I contribuenti effettuano operazioni di acquisto e operazioni di vendita.

Attraverso gli acquisti si genera un credito IVA. Nel momento in cui infatti un’azienda acquista e poi paga la merce acquistata, essa corrisponde al fornitore:

  1. il valore imponibile (che è il costo per l’azienda compratrice)
  2. il valore dell’IVA (che l’azienda compratrice versa al fornitore e che poi a sua volta la verserà all’erario).

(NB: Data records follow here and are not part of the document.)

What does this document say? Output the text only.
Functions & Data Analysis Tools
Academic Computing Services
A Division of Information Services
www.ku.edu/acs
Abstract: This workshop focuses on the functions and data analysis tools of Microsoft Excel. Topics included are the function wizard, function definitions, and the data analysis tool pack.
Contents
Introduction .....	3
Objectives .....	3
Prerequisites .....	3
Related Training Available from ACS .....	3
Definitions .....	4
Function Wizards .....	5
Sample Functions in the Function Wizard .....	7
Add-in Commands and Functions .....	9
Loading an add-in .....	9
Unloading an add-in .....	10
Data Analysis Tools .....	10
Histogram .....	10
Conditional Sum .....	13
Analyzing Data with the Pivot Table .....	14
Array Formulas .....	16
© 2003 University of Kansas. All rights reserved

Le operazioni di vendita invece generano un debito IVA. Quando l’azienda vende i propri beni o servizi, al momento dell’incasso essa riceve:

  1. il valore imponibile (che è il ricavo per l’azienda venditrice)
  2. il valore dell’IVA che dovrà essere poi corrisposto all’erario.

Con la liquidazione IVA, quindi, l’azienda calcola tutta l’IVA a credito, derivante dalle operazioni di acquisto facendo riferimento alle fatture ricevute dai fornitori, e tutta l’IVA a debito, derivante dalle operazioni di vendita facendo riferimento alle fatture emesse ai clienti.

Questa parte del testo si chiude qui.